Many participants were Millennials or Gen Z who identified the need for showcasing “values, self-awareness, work/life balance, role clarity, reality and specific marketing and recruitment campaigns that glamorised the role of a modern cop”, Paula said.

“Our data tells us that without targeted attraction activities, ethnic and diverse communities are less likely to identify with roles in NZ Police… [Gen Z] are digital natives and their appetite to consume content is their natural way of life.

“They were born into a world of peak technological innovation.”

Paula outlined to delegates the basics of Puhikura: A Beacon of Unity, a campaign designed to attract wāhine Māori who, until recently, were the most proportionately under-represented ethnically diverse group within NZ Police, making up just 3.6 per cent of total constabulary.

Puhikura is a grassroots platform for engagement including a series of documentary-style stories of five wāhine Māori on their unique motivations and barriers to becoming police officers, exploring identity, historical Crown-Māori relationships, familial associations, socio-economic status and trust and confidence.

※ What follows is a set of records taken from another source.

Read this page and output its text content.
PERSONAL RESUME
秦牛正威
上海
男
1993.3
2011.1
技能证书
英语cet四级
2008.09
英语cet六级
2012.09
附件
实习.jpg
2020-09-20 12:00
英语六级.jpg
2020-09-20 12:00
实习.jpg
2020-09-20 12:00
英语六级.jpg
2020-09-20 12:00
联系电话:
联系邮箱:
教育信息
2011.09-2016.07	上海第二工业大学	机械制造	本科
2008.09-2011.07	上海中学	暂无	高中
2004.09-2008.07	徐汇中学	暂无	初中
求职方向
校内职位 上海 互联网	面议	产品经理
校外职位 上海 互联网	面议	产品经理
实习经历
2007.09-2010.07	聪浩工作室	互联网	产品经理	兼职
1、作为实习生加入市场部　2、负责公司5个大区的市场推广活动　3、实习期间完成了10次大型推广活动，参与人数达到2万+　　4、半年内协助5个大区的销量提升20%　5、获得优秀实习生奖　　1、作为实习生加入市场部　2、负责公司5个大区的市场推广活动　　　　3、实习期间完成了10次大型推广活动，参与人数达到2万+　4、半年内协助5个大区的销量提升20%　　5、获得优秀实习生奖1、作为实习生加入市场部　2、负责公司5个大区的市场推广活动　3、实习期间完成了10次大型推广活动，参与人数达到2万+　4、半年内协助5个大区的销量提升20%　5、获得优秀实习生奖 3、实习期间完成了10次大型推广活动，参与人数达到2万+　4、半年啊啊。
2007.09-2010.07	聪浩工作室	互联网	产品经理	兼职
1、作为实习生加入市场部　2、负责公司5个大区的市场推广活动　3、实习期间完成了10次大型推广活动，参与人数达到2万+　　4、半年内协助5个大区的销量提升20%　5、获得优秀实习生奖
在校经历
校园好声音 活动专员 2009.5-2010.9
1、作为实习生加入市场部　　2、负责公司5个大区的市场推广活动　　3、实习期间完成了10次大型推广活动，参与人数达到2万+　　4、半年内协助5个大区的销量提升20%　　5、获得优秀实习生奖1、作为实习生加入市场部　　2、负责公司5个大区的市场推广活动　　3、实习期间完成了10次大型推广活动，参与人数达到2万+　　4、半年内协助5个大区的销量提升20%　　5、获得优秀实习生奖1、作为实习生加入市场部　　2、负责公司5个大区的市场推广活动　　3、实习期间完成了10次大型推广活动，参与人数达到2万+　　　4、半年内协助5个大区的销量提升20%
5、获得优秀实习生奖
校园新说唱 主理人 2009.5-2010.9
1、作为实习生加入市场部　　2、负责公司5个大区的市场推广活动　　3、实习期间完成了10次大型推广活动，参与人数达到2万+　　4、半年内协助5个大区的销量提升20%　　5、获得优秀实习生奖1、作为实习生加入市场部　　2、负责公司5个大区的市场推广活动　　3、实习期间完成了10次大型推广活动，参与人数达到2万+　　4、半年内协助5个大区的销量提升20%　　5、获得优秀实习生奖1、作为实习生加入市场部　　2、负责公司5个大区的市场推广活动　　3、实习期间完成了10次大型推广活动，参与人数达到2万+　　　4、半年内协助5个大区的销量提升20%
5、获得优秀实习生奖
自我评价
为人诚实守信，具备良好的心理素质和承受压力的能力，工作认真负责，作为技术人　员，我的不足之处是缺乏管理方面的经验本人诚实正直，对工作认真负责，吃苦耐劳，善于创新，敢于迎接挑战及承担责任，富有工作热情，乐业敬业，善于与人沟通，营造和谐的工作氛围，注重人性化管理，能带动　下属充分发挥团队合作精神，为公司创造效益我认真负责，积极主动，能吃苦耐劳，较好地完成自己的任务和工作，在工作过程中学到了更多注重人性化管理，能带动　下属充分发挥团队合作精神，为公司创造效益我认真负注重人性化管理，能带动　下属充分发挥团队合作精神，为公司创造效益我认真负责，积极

“Puhikura and the future of our recruitment processes are the echoes of those who have been, the chants of those who are here and the karanga to those who will come,” Paula said.

Both speakers consider the reimagining of policing careers to be an exciting new space and agree police need to be brave.

As Kim-Sherie said: “The Boomers and the Gen Xs need to hang on tight as the next generations are upon us.”